人気写真家・青山裕企が2006年より継続して制作してきた代表的シリーズ「スクールガール・コンプレックス」の7年ぶりの完全新作、『NEW SCHOOLGIRL COMPLEX』(徳間書店)が発売された。同級生の女子と目を合わせることすらできなかった青山氏自身の体験や「コンプレックス」を起点に、制服の下に潜む個性や差異を写真表現へと昇華してきた本シリーズ。
今作の発売を記念して、グラビアアイドル・長澤茉里奈との特別対談を実施。作品の魅力、コンプレックス、フェチ、そして写真の可能性という4つのテーマについて語り合ってもらった。さらに、青山裕企が長澤茉里奈をスクールガール・コンプレックスの世界観で完全撮り下ろし。ここでしか見られない、スクールガール・コンプレックス “まりちゅう編”をお楽しみください。

【写真】完全撮り下ろし、スクールガール・コンプレックス “まりちゅう編”

──ここからは「コンプレックス」についてのお話を。青山さんが人の持つコンプレックスを美しく撮るのには、どんな意図があるのでしょうか?

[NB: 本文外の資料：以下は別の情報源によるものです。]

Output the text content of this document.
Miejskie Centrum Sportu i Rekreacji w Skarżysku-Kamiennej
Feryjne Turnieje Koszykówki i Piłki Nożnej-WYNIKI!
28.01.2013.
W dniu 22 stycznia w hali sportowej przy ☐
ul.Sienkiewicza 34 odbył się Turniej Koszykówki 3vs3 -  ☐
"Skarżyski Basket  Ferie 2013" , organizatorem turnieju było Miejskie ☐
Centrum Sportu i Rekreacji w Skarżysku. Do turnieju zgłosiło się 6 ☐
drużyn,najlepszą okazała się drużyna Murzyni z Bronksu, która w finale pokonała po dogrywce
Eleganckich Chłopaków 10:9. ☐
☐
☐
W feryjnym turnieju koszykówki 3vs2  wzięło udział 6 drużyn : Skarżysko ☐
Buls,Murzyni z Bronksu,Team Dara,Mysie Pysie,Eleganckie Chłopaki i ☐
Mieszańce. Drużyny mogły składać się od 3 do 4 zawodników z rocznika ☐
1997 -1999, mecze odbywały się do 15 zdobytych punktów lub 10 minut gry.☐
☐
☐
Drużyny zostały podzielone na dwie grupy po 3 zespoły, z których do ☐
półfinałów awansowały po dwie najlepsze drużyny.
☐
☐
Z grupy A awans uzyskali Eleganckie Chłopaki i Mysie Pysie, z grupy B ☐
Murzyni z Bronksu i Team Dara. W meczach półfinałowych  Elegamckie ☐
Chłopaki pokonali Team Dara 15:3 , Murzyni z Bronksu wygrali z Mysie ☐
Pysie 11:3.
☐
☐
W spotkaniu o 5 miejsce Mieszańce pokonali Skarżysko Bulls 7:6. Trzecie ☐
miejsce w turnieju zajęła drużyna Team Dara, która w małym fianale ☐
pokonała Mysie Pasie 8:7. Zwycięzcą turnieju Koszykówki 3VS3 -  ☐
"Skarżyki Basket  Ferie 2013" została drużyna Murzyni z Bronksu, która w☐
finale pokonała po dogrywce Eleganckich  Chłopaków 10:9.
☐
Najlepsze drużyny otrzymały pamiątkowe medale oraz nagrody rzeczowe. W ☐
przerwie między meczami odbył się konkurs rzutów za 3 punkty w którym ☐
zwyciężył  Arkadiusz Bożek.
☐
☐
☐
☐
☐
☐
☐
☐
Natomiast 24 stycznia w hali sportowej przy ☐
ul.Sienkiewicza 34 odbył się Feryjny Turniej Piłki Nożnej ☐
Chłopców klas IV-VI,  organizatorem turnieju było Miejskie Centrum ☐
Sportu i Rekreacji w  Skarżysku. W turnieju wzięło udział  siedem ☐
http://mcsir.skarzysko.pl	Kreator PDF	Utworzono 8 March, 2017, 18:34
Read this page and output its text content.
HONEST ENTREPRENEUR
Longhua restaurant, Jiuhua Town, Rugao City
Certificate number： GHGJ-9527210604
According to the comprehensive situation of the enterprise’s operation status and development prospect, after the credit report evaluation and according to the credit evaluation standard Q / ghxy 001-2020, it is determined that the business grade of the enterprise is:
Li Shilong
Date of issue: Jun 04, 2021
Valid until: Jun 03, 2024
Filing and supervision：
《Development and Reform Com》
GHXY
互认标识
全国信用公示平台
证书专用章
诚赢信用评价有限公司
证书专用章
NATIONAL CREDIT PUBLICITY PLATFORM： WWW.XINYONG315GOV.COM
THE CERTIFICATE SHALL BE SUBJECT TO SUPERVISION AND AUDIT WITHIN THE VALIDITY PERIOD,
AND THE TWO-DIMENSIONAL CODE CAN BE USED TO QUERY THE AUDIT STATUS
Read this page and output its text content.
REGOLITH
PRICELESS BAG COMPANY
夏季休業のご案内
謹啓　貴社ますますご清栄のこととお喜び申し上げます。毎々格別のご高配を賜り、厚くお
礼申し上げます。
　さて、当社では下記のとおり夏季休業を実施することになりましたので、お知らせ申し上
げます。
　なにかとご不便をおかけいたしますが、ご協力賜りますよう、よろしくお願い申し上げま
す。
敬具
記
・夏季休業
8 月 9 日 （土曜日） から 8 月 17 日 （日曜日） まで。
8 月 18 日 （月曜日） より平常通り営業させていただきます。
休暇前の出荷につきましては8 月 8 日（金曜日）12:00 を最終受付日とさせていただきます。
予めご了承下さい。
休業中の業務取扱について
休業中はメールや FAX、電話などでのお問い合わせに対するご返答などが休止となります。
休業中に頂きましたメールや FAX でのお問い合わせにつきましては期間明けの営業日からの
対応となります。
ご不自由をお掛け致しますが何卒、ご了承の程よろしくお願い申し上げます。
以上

青山 コンプレックスって、人が持つ魅力の表裏一体だと思っているんです。例えばミニスカートを穿いて素足を出している女子校生に、「自分の脚は好きか?」と聞いてみると、「嫌い」と答える方、けっこう多いと思うんです。

長澤 わかるなあ。どの脚も魅力的なんですけどね。

青山 まさにまりちゅうの言葉通り。その人のコンプレックスって、本人以外の人から見ると「醜い」や「残念」と思うことは、統計的に少ないんです。むしろ、「ステキ」であって。
僕はそういう部分を「ステキだな」と思いながら撮っているんです。例えば笑顔。笑顔って、実はその人のコンプレックスがバッと出るんです。

長澤 うん、私も自分の笑った顔が苦手でした。笑いシワができて歯が出るし、目も細くなるし…。

青山 けれど、笑っている女の子を見て「目が細いしシワも歯も出て怖い!」と思う人はほぼいませんよね。

長澤 確かに! そう思う人は歪んでいますよね(笑)。

青山 こうした逆転現象が、日常で四六時中起きているわけです。人の笑顔って周りの気持ちが明るくなるのに、本人はコンプレックスだと感じている。

長澤 確かに! 私も自分の笑った顔を見て「ブスやなあ!」と思っていたんですけど、青山さんのように思ってくれているのなら、「大丈夫なんだ」と勇気が出てきますね。

青山 まりちゅうですらそうなんですよね。これは女性だけでなく、男性もそう。
写真を撮りますよとなると、おじさんでもお腹を引っ込める(笑)。けどそのお腹が出ている姿が「可愛い」と思う人だって、いるでしょう。

長澤 可愛いですよ! 全然いいですよ。

青山 そういう内面と外からの印象は、かけ離れているものなんです。

──長澤さんは今回30歳になって初の制服での撮影なんですよね。ちなみに、20代の頃と30代では心境の変化はありますか?

長澤 「可愛い」と言われる機会が、20代半ばの頃より今の方が増えたんですよ! 年齢の積み重ねが強みになってきているかもしれない(笑)。

青山 まりちゅうは出会った頃からずっと若々しいし、何度も制服姿を撮らせてもらっているけれど全然違和感がない。美容やスタイルを維持されているのは当然ですが、体型が“若い”。良い意味で細すぎないのも魅力だと思います。

長澤 それ、ムクみだと思います(笑)。ラーメンとお酒は避けられませんから。

青山  (笑)。
なんというか、細すぎる方の方が、見た目が大人っぽい印象になるんです。まりちゅうは、結果として10代のリアリティぽさが出ているんだと思う。若い子もラーメンは食べますからね。

長澤 まさかラーメンが、10代の体型っぽくしていたとは(笑)。けど、このムクみすら「愛おしい」と思ってくださるのは青山さんだけかも。

青山 僕だけではないでしょうが、愛おしいと思っています(笑)。なので僕はまりちゅうの「40代初の制服」も撮りたいです。

長澤 いいですね!絶対に良い味が出ていると思うのでお願いします。